The I-43 bridge in Green Bay, Wis., has a 2-ft-plus sag because pier pilings buckled from corrosion, state investigators say. Meanwhile, findings from monitoring equipment installed on the Leo Frigo Bridge show that Pier 22, which settled 2 ft on Sept. 25, settled another half-inch on Oct. 3. Supported by 100-ft-deep H-pilings, the pier is not the only one showing corrosion, says Tom Buchholz, the investigation team's leader.
"We also went to the adjacent piers—Pier 21, Pier 23, Pier 25—and did see corrosion on test pits," he told a news conference. "It's not to the severity, obviously, that caused the failure, but you could see corrosion. This isn't a one-pier … issue. It's a multiple-pier issue."
The DOT says crews are adding support towers adjacent to Pier 22 to increase stability. Though the investigation is not complete, work is under way on a repair plan, DOT spokesman Kim Rudat adds. The Leo Frigo Bridge repair will cost an estimated $50 million, though officials say that number could change. They expect to conclude their probe by Oct. 11.
The investigation team—state and federal structural and geotechnical experts aided by Michael Baker Jr.

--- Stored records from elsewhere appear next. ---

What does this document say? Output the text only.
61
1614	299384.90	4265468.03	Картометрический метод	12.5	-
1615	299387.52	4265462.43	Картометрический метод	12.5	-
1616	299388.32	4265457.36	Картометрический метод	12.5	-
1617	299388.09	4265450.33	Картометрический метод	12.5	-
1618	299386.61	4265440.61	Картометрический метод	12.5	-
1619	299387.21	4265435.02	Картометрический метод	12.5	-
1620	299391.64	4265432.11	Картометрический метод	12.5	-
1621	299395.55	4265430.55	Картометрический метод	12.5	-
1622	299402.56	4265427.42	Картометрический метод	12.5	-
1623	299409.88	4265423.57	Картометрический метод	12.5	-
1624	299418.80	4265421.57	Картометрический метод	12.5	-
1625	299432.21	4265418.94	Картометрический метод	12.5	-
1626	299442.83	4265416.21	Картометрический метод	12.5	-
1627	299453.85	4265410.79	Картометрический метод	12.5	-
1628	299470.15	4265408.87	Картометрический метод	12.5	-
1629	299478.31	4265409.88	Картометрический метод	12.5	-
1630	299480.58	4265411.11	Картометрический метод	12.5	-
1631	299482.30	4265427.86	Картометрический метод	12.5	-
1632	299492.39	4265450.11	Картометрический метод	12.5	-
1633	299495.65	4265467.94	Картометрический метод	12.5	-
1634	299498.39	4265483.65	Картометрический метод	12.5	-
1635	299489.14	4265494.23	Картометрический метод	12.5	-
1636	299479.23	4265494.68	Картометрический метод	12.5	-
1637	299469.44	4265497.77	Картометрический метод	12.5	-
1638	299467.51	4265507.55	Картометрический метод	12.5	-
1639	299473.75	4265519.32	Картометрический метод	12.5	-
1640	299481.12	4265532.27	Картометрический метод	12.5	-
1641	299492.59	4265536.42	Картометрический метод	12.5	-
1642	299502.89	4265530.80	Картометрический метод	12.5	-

Inc. and Wiss, Janney, Elstner Associates Inc.—has excavated around Pier 22 and taken soil samples from the area surrounding it, Buchholz said. "We actually went 15 ft below ground, which was about 8 ft below the bottom of the footing," he said. "What we found there was the piling did buckle on Pier 22."
The corrosion is thought to have been caused by a combination of soil composition in the area and varying levels of the water table, the DOT said.
The Federal Highway Administration (FHWA) said on Oct. 4 it would fund 100% of the emergency repair costs within 180 days of the Sept. 25 bridge closure. "It does not appear to FHWA that there is anything that the state could have reasonably done to have anticipated or avoided this failure," George Poirier, FHWA division administrator, said in a letter to Mark Gottlieb, Wisconsin DOT secretary.